Transparenz auch bei verarbeiteten Eiern
Zum 1. Januar 2004 wurde die obligatorische Kennzeichnung der Haltungsform auf Schaleneiern und Eierkartons eingeführt. Seitdem gilt: Kein Ei mit der drei!
Die Möglichkeit, Tierschutz mit dem Einfkaufskorb zu betreiben, wird von Verbraucherinnen und Verbrauchern ausgiebig genutzt: der Marktanteil von Eiern aus artgerechter Haltung steigt stetig an, inzwischen stammen knapp 60 % der verkauften Eier aus Boden-, Freiland- oder Biohaltung. Viele Supermärkte stellen sich auf die Wünsche ihrer Kunden ein und bieten keine Eier aus Käfighaltung mehr an.

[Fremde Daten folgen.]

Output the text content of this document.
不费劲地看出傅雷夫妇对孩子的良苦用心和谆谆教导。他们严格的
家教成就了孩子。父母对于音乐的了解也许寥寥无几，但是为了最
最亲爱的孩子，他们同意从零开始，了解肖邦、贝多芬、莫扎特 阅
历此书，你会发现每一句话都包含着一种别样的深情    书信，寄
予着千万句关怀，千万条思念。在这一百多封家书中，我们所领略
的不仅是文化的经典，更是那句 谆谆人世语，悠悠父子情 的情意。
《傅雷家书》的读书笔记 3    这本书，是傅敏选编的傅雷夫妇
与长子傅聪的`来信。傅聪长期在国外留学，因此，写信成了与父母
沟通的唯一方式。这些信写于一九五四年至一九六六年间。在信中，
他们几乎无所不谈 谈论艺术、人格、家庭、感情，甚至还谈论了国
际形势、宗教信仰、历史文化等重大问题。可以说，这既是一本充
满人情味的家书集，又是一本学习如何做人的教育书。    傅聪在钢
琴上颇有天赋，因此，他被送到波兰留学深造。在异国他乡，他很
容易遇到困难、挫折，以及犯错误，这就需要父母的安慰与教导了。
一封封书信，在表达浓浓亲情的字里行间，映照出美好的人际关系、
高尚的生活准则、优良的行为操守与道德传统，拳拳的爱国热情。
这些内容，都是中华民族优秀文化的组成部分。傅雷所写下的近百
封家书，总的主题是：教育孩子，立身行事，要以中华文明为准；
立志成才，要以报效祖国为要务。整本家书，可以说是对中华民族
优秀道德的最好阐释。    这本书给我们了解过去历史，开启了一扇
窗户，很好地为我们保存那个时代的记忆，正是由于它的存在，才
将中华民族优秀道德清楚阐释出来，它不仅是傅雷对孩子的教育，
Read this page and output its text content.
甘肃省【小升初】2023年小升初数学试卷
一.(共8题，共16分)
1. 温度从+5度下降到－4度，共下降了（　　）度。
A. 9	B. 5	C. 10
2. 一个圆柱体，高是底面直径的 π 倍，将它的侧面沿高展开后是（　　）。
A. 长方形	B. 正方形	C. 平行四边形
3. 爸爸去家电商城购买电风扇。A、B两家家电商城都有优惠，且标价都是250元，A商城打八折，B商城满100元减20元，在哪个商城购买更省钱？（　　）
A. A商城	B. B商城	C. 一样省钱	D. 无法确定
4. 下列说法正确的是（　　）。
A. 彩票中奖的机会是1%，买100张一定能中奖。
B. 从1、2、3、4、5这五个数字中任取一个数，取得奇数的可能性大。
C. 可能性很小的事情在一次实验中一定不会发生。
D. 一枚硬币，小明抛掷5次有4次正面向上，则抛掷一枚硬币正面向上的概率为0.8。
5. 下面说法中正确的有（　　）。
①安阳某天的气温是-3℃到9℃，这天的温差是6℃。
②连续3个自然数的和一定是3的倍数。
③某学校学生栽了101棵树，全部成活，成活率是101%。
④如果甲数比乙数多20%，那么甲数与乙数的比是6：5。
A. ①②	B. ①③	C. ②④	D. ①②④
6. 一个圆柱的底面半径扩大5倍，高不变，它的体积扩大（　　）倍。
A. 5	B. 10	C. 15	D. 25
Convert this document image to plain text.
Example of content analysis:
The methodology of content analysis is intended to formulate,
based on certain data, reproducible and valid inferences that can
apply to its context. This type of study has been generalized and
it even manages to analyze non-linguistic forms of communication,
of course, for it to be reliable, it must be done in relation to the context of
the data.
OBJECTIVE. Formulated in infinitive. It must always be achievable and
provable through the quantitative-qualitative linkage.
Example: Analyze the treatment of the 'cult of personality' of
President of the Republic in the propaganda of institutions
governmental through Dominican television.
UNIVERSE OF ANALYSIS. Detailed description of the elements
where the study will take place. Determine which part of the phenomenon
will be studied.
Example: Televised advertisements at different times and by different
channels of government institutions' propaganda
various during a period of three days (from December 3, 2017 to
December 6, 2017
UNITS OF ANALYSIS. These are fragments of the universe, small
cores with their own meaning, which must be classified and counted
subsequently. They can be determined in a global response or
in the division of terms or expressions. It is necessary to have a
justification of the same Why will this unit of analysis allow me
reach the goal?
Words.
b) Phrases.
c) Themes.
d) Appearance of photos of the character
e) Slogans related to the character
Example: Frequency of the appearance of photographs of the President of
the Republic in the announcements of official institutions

Trotzdem stammen noch 70 % der in Deutschland produzierten Eier aus der Legehennenbatterie. Schuld daran ist, dass gefärbte Eier und eihaltige Produkte bislang von der Kennzeichnungspflicht ausgenommen sind. Immerhin landen über die Hälfte aller konsumierten Eier in verarbeiteten Lebensmitteln wie Nudeln, Kuchen oder Eierlikör. Verbraucherinnen und Verbrauchern fehlt hier die Informationsgrundlage, um sich ihrem Wunsch gemäß für Produkte mit Eiern aus artgerechten Haltungssystemen zu entscheiden. Kein Wunder, dass viele Lebensmittelhersteller den billigen Käfigeiern als Zutat den Vorzug geben.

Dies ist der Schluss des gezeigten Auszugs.